Best Practices for Writing
Opinion pieces (op-eds for short, from “opposite the editorial page”) offer a way for citizens outside the media to contribute to the media conversation. It is more likely for your op-ed to be published (online or in print, if possible) if you offer a well-articulated viewpoint on a current event or development. Here are some tips for writing an op-ed.
- Keep it short (750 words or less)
- Tie it to a news event
- Make it local and personal
- Google and follow the publication’s submission instructions (e.g. do NOT attach anything in an email)
- Do not exceed 750 words — Make sure to look online or email regarding word limit, as this varies from publication to publication.
- Focus on a single message — You don’t have much space, so focus on the number one takeaway you want readers to glean from your piece.
- Have a point of view — Opinion editors look for articles that are provocative and succinctly argue particular points of view on issues. They do not want pieces that argue all sides of an issue. Express a clear, strong opinion. Argue your point. Urge action. Warn of danger.

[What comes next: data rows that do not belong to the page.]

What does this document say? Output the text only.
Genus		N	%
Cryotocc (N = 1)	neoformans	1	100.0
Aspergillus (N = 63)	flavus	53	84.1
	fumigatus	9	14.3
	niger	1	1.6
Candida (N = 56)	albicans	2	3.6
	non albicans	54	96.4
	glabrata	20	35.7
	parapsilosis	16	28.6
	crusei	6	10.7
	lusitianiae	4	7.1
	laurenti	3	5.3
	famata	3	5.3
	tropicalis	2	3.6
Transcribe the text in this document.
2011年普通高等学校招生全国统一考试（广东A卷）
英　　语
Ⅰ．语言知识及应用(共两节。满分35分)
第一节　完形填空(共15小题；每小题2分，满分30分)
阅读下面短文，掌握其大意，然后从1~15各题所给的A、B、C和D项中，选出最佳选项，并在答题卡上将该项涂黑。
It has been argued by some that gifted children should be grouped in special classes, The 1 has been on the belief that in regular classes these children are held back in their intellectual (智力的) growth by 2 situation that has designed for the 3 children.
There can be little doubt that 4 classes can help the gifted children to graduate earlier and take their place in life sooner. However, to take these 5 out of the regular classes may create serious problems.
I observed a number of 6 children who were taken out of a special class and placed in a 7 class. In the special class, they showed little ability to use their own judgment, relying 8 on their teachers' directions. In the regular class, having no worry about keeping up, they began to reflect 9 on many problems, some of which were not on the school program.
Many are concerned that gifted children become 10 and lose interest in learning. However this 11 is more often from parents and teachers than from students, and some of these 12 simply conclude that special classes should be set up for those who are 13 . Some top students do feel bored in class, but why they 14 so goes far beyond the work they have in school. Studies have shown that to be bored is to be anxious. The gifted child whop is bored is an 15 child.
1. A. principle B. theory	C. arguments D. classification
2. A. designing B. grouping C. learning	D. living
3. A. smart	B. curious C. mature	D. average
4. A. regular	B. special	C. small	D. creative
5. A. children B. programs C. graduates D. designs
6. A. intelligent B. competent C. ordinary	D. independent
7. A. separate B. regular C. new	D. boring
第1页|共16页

- Make that point early — Don’t wait to reel readers in. Make your point at the beginning, and use the rest of the space to explain or offer examples of why you think this is important.
- Be precise — Use concrete examples, telling details, dollar figures and a few compelling numbers. Build your piece around one main idea, bolstered by a few supporting points. A short quote or two is okay.
- Use plain language — Jargon serves a purpose, but it’s rarely useful in public debate and can obfuscate – sorry, I mean cloud – your argument. Speak to your reader in straight talk and avoid acronymic, academic, or legalistic language. Op-eds in general circulation publications should be comprehensible to all readers, and most newspapers are edited for an eighth-grade reading level.
- Respect your reader — Never underestimate your reader’s intelligence, or overestimate their level of information. Recognize that your average reader is not an expert in your topic, and that the onus is on you to capture their attention and persuade them to care with your compelling argument.
- Submission — Follow publications’ instructions. Do NOT send attachments, but paste the body of your op-ed in an email. Include your full name, email and phone number. Send to one outlet at a time until you get confirmation that the piece will be published. For reference, this resource gives the specific op-ed instructions for the top 100+ newspapers in the United States by circulation.
Best Practices for Pitching
For your op-ed to reach people and educate them, it needs to find a home in some sort of news outlet. You can get it published by pitching it to an editor, usually over email, and briefly explaining what makes your op-ed different, important, and timely. Here are some tips on how to effectively pitch your op-ed (and for more detail, head over to the Op-Ed Project.)
- Submit wisely, but have backup plans
- Explain the news hook and your connection to it
- Keep it brief
- Follow up
- Pitch thoughtfully – First, don’t submit your op-ed to more than one newspaper at a time. Second, think about where your ideas will be most relevant and where you might be most likely to get published. Some outlets (like USA Today and The New York Times) are much more selective than others. So while you can and should aim high, make sure you have backup plans for smaller or more subject-specific publications that might be more interested in case major outlets aren’t interested.
- Write an effective pitch – Editors want to keep their news fresh and interesting for their readers. What makes this issue relevant right now? How is your hook or angle different from something readers might have seen before? What makes you the best person to write the op-ed? If you’ve got a well-written op-ed with an unexpected point of view, the pitch is the place to explain that. Explain why their outlet is the very best place for your op-ed, even if it’s your third or fourth choice.
- Be brief – This point keeps coming up, but it’s important. The pitch should be comprised of your idea (a few sentences), your relevant credentials, your contact information, and the finished piece, pasted into the email. Don’t attach it, and don’t explain the whole piece—they’ll read it.
- Follow up – No matter whether the editor responds or not, you’ll want to follow up with them. If they respond, thank them regardless of whether they said “yes” or “no.” If they don’t respond, send them an email politely explaining that, since your hook is time-sensitive, if they don’t get back to you by a certain time you’ll assume they’ve passed on it and will be submitting it elsewhere. The amount of time depends on exactly how timely your news hook is—if it’s in a couple days, that’s a very short time limit. If it’s farther away, you can give the editors some more time to get back to you.